La plaza El Paseo-Fermín Rivera se llenó en el cerrojazo de la feria en respuesta al cartel de Dinastías. La gente olió que debía estar presente en una corrida inolvidable de toros, donde lidió un muy bien presentado y sobresaliente encierro de Begoña. Destacaron cuatro toros; el abre plaza, bravo y emotivo, y el quinto de gran clase, con arrastre lento a los dos. El sexto y el de regalo de gran clase. Los demás se dejaron torear.

Fermín Rivera enfrentó a un toro bravo al que toreó muy bien, con aire de maestro, pero la espada no hizo efectos y perdió las orejas.

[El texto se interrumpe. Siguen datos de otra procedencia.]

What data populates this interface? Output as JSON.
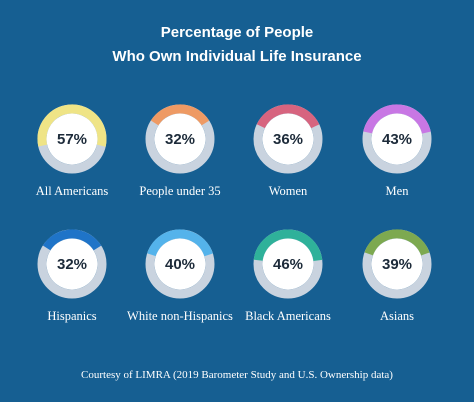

Su segundo se lastimó al enterrar los pitones en la arena y se hizo mucho daño. Acicateado por el triunfo de sus alternantes, regaló un toro de la misma procedencia, al que le hizo un faenón de locura. Pases de todas marcas. Se sintió y se gustó. Entre gritos de torero, ejecutó una estocada hasta las cintas para cortar dos orejas.

Diego Silveti tuvo una actuación de grandes dimensiones, entendiendo y capitalizando las condiciones de un lote que le exigió en su primero y de gran clase en su segundo. Cortó la oreja en su primera actuación a un toro que transmitía, con el que tuvo que ponerse muy cerca para ligar tandas muy buenas con la mano derecha. Mató de gran espadazo.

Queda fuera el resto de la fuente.